Was den Rechtswissenschaftlern zum Glück noch fehlt ist ein großer Hörsaal in der Innenstadt. Das NordLB-Gebäude bietet dafür keinen Platz. Grundsätzlich solle eine solche Einrichtung jedoch in der Innenstadt etabliert werden, sagt Schilling. Kurzfristig könne man mit dem vorhandenen Hörsaal auf dem Uni-Campus weitermachen. Mittelfristig sei eine Nutzung etwa des Musical-Theaters oder der Glocke denkbar. Langfristig halte man Ausschau nach einem weiteren Gebäude in der Innenstadt. Mögliche Standorte nannte sie nicht.
Weitere Uni-Einrichtungen in der Innenstadt denkbar
Darüber hinaus soll geprüft werden, welches weitere innerstädtische Potential für neue Standorte wissenschaftlicher Einrichtungen sowie für studentisches Wohnen und Arbeiten vorhanden ist. Dafür werden die Senatorin für Wissenschaft und Häfen und das Projektbüro Innenstadt Bremen in Abstimmung mit der Senatorin für Klimaschutz, Umwelt, Mobilität, Stadtentwicklung und Wohnungsbau und der Senatorin für Wirtschaft, Arbeit und Europa jeweils über das Bundesprogramm „Zukunftsfähige Innenstädte und Zentren (ZIZ)“ finanzierte Machbarkeitsstudien beauftragen, die diese zusätzlichen Entwicklungsmöglichkeiten in Anknüpfung an die Strategie Centrum Bremen 2030+ aufzeigen. Die Vergaben werden im I./II. Quartal 2023 durchgeführt. Erste Ergebnisse werden voraussichtlich Anfang 2024 erwartet.
Kritik der CDU
Kritik am Beschluss des Senats kommt von der CDU: „So wünschenswert eine Belebung der Innenstadt durch einen Teilumzug der Universität ist, der bekannt gewordene Plan des Senats für den Umzug der Rechtswissenschaften ist ein inhaltlich und finanziell unausgegorenes Manöver. Dem jetzigen Plan fehlt eine Rentabilitätsberechnung und eine seriöse Finanzierung und überdies ein geeigneter Hörsaal für Vorlesungen. Am Ende plant das Rathaus hier auf Kosten des schon knappen und unterfinanzierten Wissenschaftshaushaltes und lässt die Universität auf den Mehrkosten sitzen“, erklärte Spitzenkandidat Frank Imhoff.

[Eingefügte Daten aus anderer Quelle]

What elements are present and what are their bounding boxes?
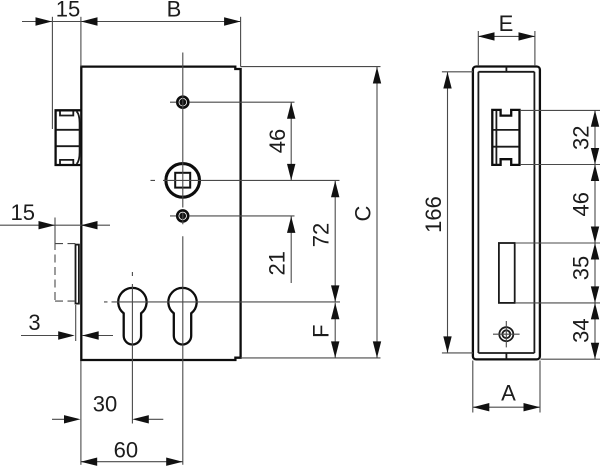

Wesentlich moderater formulierte Handelskammer-Präses Eduard Dubbers-Albrecht: „Die heute getroffene Entscheidung des Bremer Senats, für den Fachbereich Rechtswissenschaften der Universität Bremen einen zweiten Universitätscampus in der Immobilie der NordLB am Domshof zu schaffen, ist grundsätzlich wichtig und richtig. Das wird zur dringend notwendigen Belebung der Bremer Innenstadt beitragen. Der Umzug eines Teils der Universität Bremen und die damit verbundenen Kosten dürfen aber in keinem Fall zu Lasten anderer wissenschaftlicher Einrichtungen gehen. Die Frage der Finanzierung muss vom Bremer Senat schnellstmöglich sauber und verlässlich geklärt werden.“
Lob von der City Initiative
„Wir begrüßen den Schritt des Senats sehr und freuen uns auf die vielen jungen Menschen, die zur weiteren, positiven Innenstadtentwicklung beitragen werden“, erklärt Jens Ristedt, Vorsitzender der City Initiative Bremen. Die Oberzentrumsfunktion der Bremer Innenstadt wird dadurch noch mehr gestärkt: „Perspektivisch vereint die Bremer City somit Handel, Wohnen, Arbeit, Kultur, Tourismus und dann noch verstärkt Wissenschaft und Lehre.“ Mit der Neueröffnung des umgebauten Lloydhofs am Ansgarikirchhof und des Wallkontors in diesem Jahr sowie der Aussicht auf Fertigstellung des Balgequartiers in 2024, befindet sich die Bremer Innenstadt längst im positiven Wandel. „Die Eröffnung eines Uni-Campus in der Innenstadt mit vielen jungen Studierenden birgt großes Potenzial für Neuansiedlungen im Kultur-, Freizeit- und Genussbereich“, blickt Jens Ristedt optimistisch auf die kommende Zeit für die Bremer Innenstadt.